La violoniste d’origine arménienne nous fait redécouvrir un répertoire méconnu.

Courtoisie de Promusika

Le 25 octobre dernier, la violoniste Nuné Melik et le pianiste Michel-Alexandre Broekaert se sont réunis le temps d’un concert d’une heure, à la Salle Claude-Léveillée, salle intimiste de la Place des Arts de Montréal qui compte à peine plus de cent vingt sièges. La violoniste, d’origine arménienne, a souhaité faire découvrir à ce public très restreint des morceaux tirés, ou inspirés, du répertoire caucasien. L’occasion pour Nuné Melik de présenter un fragment de son premier album paru en octobre 2017, intitulé Hidden Treasure.

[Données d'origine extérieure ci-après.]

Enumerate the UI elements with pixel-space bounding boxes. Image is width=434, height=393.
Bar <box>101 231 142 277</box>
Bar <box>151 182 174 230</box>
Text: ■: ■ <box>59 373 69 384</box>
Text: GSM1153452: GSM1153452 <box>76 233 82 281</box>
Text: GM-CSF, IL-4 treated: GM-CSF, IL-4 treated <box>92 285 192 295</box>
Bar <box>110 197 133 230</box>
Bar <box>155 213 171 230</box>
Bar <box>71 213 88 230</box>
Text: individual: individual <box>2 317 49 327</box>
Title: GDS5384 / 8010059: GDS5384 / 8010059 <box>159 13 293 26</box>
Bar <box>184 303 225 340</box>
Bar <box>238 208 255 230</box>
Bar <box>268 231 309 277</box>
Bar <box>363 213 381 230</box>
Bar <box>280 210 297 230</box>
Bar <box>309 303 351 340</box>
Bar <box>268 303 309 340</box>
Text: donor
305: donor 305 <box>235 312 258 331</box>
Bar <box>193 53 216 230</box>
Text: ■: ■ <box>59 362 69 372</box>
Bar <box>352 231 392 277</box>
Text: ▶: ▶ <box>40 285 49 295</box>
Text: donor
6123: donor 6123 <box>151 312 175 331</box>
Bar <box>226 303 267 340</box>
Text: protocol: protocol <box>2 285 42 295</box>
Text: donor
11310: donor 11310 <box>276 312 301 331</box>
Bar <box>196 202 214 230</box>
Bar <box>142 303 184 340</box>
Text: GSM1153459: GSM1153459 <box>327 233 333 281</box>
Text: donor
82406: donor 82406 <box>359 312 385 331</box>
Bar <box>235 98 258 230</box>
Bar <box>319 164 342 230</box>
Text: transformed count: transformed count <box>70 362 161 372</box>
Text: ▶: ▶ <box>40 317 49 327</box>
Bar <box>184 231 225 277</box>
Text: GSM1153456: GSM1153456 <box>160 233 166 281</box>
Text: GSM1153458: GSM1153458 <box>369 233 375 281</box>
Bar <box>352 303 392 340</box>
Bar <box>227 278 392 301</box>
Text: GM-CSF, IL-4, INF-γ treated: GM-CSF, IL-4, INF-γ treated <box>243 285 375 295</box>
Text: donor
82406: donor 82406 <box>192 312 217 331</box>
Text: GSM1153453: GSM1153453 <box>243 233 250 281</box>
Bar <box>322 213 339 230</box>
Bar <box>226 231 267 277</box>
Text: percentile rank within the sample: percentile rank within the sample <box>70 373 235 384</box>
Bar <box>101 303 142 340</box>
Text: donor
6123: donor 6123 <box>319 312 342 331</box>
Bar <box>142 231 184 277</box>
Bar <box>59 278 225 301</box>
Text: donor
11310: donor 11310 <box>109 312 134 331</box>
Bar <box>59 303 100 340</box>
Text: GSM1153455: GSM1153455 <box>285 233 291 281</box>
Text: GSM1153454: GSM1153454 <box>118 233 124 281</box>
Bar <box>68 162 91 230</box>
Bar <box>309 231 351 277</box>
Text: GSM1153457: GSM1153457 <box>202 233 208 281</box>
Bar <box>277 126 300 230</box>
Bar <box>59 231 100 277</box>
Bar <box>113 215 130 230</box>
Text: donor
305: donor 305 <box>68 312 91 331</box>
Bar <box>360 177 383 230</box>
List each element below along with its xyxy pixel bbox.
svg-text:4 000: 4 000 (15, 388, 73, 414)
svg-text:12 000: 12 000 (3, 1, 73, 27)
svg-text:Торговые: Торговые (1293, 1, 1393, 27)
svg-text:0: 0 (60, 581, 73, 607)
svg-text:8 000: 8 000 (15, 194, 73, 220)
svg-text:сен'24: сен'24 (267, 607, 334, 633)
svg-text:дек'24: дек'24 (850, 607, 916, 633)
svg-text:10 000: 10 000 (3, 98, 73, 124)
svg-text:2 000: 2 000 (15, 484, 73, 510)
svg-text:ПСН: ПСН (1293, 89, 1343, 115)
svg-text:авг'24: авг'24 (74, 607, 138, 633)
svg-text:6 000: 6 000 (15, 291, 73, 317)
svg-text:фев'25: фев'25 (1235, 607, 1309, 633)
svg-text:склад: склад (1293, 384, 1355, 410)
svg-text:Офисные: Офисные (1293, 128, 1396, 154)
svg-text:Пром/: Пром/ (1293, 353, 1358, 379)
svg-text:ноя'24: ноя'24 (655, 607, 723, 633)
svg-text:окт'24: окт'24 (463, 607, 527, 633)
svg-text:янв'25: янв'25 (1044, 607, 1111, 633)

Entre musique et musicologie

L’album original de Nuné Melik est construit à partir d’une idée précise : mêler découvertes musicales et savoir historique. Cette démarche s’explique par le parcours spécifique de l’artiste, qui conjugue formation de musicienne et formation de musicologie.

Le thème grave (…) rappelle l’élégante conduite des lignes mélodiques de Dmitri Chostakovitch

Après avoir terminé une maîtrise en interprétation à l’Université de Montréal, Nuné Melik commence un travail de thèse sur les œuvres du compositeur arménien Arno Babadjanian dans le cadre de son doctorat à l’Université McGill. Par sa formation, Nuné Melik jouit d’un double avantage : elle peut appréhender l’histoire de la musique, et en particulier l’histoire de la musique arménienne, au travers de sa sensibilité de musicienne, tandis qu’elle enrichit sans cesse sa pratique instrumentale par ses connaissances des œuvres, de leur contexte et de leur histoire. En effet, son mode de jeu varie en fonction de la pièce choisie. Par exemple, Nuné Melik applique une technique musicale particulière dans Apricot Tree, œuvre issue du folklore arménien, composée par Komitas Vardapet au début du XXème siècle. Par moments, la violoniste refuse un son clair et net, s’écartant de l’idéal du son pur recherché par la musique classique occidentale, et opte pour un son brut, étouffé, presque âpre, produit par des frottements appuyés de l’archet sur les cordes du violon. Ce choix s’appuie sur un savoir musicologique précis : il traduit la volonté de se rapprocher le plus possible du timbre produit par le kemantcha, instrument à cordes frottées caractéristique de la tradition arménienne.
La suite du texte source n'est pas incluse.